A lot of telemetry can be measured, but in order to gain the most valuable insights, let’s start with the value for the users. Here are some reasons why they might want to make use of the save function:

-1- Ability to return to a certain post at a later time to consume or share/react/comment
-2- Ability to browse more content faster, while marking (=saving) a subset of interesting posts for more focused consumption/interaction
-3- Ability to collect posts related to certain themes/topics
-4- Ability to collect posts from certain friends or groups (what happens when a friend deletes a saved post from their wall??)

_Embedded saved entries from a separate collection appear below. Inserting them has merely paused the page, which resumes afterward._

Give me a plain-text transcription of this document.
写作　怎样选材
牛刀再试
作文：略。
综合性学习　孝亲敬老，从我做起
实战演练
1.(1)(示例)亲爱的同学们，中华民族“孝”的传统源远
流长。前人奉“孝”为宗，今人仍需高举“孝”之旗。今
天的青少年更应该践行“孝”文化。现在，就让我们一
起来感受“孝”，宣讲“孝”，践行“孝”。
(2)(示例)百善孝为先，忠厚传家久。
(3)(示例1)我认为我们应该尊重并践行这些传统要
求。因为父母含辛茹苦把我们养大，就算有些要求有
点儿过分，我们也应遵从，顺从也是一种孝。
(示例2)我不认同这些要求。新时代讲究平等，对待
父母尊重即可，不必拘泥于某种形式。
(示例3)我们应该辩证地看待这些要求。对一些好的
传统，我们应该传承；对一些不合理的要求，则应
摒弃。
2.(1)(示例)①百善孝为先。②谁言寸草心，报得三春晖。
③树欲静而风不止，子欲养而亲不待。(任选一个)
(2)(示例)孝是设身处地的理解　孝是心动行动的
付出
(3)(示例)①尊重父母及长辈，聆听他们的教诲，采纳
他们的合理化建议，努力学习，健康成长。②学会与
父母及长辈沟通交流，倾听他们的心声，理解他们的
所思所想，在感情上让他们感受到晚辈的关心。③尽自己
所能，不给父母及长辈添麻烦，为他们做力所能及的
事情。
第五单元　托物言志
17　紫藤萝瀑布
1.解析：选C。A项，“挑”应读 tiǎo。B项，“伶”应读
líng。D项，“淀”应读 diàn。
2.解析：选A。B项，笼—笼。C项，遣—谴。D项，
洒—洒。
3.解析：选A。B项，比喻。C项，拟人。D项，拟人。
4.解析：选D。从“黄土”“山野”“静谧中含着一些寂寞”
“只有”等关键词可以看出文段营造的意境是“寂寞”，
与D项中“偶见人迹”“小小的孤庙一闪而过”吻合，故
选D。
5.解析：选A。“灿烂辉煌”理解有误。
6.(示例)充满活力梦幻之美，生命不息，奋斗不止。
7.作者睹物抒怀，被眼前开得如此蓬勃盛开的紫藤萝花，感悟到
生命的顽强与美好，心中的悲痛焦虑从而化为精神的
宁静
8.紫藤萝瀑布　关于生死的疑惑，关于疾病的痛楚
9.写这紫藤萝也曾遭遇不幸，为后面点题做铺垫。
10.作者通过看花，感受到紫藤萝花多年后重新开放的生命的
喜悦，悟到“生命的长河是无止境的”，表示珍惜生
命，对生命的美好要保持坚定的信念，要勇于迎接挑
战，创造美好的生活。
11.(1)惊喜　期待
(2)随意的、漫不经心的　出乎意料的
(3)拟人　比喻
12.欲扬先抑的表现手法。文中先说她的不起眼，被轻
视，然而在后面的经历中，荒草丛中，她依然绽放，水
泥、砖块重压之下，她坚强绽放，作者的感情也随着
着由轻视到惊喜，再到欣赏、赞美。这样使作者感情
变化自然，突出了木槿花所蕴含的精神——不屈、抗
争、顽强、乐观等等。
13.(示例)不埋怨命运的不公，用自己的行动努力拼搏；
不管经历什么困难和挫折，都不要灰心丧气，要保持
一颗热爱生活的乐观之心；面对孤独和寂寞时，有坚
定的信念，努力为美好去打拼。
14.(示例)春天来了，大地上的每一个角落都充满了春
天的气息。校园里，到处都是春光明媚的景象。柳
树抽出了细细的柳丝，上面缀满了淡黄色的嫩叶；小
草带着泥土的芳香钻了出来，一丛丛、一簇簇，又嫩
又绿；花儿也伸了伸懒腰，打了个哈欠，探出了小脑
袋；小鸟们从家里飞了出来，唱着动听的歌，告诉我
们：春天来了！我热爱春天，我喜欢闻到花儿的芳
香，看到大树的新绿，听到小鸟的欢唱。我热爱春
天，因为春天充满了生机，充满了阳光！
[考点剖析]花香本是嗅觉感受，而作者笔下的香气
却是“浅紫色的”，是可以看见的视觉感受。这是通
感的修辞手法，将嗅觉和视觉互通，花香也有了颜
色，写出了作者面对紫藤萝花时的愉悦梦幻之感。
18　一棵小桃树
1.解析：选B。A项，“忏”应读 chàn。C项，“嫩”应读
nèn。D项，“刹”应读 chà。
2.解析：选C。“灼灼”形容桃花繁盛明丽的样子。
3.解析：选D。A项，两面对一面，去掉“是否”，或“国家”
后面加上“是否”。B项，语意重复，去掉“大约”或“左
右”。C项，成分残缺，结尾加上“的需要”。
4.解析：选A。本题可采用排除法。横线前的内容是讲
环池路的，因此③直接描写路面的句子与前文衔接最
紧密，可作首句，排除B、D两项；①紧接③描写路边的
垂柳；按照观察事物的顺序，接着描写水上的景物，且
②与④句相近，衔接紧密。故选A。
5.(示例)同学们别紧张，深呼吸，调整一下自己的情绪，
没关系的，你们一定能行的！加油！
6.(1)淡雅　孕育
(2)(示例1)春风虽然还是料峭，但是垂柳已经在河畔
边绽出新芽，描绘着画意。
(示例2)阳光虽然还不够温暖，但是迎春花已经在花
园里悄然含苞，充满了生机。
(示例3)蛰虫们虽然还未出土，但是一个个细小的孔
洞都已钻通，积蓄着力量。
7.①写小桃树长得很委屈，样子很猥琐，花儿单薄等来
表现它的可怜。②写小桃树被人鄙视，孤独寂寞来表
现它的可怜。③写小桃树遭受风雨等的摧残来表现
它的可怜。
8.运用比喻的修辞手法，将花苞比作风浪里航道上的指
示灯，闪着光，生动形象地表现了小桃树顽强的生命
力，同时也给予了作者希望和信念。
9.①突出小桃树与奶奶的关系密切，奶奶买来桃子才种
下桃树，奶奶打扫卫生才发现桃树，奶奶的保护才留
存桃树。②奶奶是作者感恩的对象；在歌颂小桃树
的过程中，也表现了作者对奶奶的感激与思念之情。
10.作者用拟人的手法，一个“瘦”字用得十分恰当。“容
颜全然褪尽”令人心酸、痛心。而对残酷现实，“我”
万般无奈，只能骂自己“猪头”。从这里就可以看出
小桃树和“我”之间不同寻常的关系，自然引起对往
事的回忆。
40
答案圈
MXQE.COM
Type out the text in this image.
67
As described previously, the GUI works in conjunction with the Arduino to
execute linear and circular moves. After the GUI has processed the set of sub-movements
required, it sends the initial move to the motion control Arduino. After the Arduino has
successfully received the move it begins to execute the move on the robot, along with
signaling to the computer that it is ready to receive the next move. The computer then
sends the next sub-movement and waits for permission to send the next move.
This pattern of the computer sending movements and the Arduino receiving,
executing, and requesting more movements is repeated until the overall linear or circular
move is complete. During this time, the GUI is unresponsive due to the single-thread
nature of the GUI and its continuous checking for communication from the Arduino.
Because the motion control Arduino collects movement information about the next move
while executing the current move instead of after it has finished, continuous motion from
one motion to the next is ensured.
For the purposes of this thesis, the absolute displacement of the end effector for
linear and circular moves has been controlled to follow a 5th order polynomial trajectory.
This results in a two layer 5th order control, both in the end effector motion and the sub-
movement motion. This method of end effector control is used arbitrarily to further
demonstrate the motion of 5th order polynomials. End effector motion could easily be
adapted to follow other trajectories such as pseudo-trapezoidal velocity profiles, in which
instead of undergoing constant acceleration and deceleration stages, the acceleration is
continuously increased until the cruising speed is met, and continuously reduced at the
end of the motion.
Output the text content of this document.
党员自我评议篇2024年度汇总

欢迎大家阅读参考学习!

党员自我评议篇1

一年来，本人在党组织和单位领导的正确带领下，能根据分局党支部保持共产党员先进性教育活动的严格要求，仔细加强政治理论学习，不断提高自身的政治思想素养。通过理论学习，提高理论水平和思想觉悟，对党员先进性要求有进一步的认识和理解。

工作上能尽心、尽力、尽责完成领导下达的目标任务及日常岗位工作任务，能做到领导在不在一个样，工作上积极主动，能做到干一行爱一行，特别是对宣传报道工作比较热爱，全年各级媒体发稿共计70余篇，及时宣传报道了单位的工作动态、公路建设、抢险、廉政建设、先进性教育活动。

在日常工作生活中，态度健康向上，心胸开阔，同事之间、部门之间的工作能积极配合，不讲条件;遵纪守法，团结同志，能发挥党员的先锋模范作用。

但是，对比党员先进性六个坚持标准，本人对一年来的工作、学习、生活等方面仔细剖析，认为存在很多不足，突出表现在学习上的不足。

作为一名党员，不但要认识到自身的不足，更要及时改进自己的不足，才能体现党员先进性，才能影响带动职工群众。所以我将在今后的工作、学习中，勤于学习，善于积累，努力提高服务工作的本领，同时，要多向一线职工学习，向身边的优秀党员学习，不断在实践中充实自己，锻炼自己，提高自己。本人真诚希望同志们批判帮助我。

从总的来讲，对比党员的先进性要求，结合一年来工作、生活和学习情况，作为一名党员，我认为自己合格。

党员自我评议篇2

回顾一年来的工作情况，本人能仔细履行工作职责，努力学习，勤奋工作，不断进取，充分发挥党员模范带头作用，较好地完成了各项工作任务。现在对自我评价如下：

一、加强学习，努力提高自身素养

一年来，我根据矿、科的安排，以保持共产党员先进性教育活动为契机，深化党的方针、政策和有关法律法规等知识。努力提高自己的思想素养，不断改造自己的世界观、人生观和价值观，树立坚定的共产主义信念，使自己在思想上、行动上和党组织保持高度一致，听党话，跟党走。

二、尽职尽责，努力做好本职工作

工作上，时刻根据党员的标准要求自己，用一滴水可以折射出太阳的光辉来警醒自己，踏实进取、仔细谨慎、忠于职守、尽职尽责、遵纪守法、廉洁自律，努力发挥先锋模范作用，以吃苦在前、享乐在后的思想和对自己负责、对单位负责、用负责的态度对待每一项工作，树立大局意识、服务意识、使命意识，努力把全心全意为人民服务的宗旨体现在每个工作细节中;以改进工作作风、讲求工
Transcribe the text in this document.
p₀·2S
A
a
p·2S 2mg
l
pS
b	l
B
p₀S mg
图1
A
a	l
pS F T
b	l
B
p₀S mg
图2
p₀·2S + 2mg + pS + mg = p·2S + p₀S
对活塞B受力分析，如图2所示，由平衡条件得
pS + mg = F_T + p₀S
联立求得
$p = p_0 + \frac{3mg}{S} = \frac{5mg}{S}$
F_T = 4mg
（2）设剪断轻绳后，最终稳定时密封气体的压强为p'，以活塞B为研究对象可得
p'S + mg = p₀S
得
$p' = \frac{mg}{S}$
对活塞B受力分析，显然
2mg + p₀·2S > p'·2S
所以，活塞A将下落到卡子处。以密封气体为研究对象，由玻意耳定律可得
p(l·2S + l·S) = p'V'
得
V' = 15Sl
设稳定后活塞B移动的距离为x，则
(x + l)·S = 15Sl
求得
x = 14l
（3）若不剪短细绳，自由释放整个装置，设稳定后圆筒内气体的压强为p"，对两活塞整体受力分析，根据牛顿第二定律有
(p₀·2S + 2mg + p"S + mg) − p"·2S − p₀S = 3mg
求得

The assumption is that the save function is successful if it enables the above listed abilities. In the absence of actual user feedback, the combination of the following measurements are good proxies to assume that the save function is successful:

a. #saves per user per Facebook visit
b. #of returns to saved content per user
c. #interactions with saved content per user (or per saved piece of content)
d. #saves per amount of content scrolled through per user and FB visit

High numbers in a. plus any of b/c/d are a good indicator that a user is likely satisfied with the feature.

However, we also need to look at how many Facebook users (with regular activity on FB) have never used the save function. A high percentage would indicate a possible discoverability (awareness) issue.
If such an issue had been identified and addressed, then a decrease in the population which has never used the function is another measure of success.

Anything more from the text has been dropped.